Wiener ÖVP weiterhin kopflos

Obmann gesucht

Wiener ÖVP weiterhin kopflos

Die Wiener ÖVP ist bei der Suche nach ihrem künftigen "Wunderwuzzi" offenbar noch nicht fündig geworden. Ein neuer Parteiobmann oder eine neue Parteiobfrau ist nach wie vor nicht in Sicht. Jetzt stehe einmal der interne Reorganisationsprozess im Vordergrund, um in drei bis vier Monaten wieder "Kampagnenfähigkeit" zu erreichen, sagte Interimschefin Gabriele Tamandl am Montag in einer Pressekonferenz. Die nach dem Rücktritt von Christine Marek kurzfristig eingesprungene Nationalratsabgeordnete bekräftige heute auf Nachfrage, dass sie jedenfalls nicht die Partei übernehmen werde: "Nein, ich will noch immer nicht."

Kein Fahrplan
Eine Art Fahrplan für die Findung dieser nicht unwichtigen Position gibt es laut Tamandl nicht. Fest steht, dass die neue Führungskraft bei einem Parteitag innerhalb der ersten drei Monate des kommenden Jahres gekürt werden soll.

Aichinger geht es an
Fix ist allerdings bereits, dass Neo-Klubobmann Fritz Aichinger seine derzeitigen Funktionen in der Wirtschaftskammer zurücklegen wird. Dies werde in den nächsten Wochen geschehen, so Aichinger im Anschluss an die Pressekonferenz vor Journalisten. Der 65-Jährige hatte in der WK eine durchaus beachtliche Karriere hingelegt. Er war unter anderem von 1992 bis 2010 Obmann der Sparte Handel der Wiener Wirtschaftskammer, im Vorjahr stieg er zum Bundes-Handelsobmann auf. Zudem ist er seit 2009 Chefverhandler auf Arbeitgeberseite in Sachen Handels-Kollektivvertrag.

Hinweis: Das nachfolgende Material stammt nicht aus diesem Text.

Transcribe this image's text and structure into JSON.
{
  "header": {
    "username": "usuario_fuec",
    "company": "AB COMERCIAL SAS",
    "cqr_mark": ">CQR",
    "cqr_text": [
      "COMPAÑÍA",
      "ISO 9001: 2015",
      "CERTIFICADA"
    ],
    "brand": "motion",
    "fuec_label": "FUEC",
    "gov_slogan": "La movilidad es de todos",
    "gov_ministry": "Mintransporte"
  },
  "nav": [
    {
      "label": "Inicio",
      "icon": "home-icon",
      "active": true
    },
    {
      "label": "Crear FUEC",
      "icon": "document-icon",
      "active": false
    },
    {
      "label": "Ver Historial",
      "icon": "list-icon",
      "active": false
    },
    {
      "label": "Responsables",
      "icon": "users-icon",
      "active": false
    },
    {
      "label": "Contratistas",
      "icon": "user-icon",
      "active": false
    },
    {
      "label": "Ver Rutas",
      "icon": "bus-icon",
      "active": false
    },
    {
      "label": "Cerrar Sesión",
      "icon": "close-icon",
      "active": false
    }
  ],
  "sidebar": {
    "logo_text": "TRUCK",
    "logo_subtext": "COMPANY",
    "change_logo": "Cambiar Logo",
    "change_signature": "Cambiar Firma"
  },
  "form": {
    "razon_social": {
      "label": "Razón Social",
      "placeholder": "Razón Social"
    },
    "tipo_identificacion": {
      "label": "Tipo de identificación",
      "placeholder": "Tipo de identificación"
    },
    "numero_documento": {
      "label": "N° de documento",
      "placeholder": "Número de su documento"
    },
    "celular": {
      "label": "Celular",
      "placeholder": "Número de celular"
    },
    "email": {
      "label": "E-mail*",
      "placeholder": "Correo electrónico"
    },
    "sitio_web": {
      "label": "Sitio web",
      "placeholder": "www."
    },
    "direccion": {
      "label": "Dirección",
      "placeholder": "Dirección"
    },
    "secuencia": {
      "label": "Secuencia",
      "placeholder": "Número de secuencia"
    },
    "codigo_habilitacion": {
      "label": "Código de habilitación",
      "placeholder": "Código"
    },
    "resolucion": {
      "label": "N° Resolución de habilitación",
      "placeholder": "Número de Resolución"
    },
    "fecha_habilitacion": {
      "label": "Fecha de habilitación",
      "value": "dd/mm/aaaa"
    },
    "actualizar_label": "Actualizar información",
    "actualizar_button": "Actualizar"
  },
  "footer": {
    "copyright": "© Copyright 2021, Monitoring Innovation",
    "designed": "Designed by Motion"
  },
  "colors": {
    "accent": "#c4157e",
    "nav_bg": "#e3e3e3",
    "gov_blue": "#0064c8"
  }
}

Noch nicht entschieden ist hingegen, wer das demnächst freiwerdende ÖVP-Mandat im Gemeinderat nachbesetzen wird. Matthias Tschirf wird sich ja bekannterweise mit Anfang November aus dem Stadtparlament zurückziehen. Laut Reihung der Landesliste müsste eigentlich Karin Holdhaus, frühere Pressesprecherin von Ex-Innenminister Ernst Strasser, zum Zug kommen. Gespräche würden allerdings noch geführt, so Tamandl. Chancen auf die Tschirf-Nachfolge haben auch Irmgard Bayer und Franz Ferdinand Wolf, der bereits bis zur vergangenen Wien-Wahl für die Schwarzen im Gemeinderat gesessen hatte.

Abrechnung mit Rot-Grün
Eigentlich ging es in der heutigen Pressekonferenz aber nicht um personelle Interna, sondern um die bisherige Regierungsarbeit von Rot-Grün. Tamandls Bilanz fiel - exakt am ersten Jahrestag nach der Wahl am 10. Oktober 2010 - "nicht sehr befriedigend" aus. "Wien ist kein Beschäftigungsmotor", so ihre Diagnose. Anders als im übrigen Österreich würden in der Bundeshauptstadt die Arbeitslosenzahlen weiter steigen, ein Interesse der Stadt an Betriebsansiedlungen sei zudem nicht erkennbar.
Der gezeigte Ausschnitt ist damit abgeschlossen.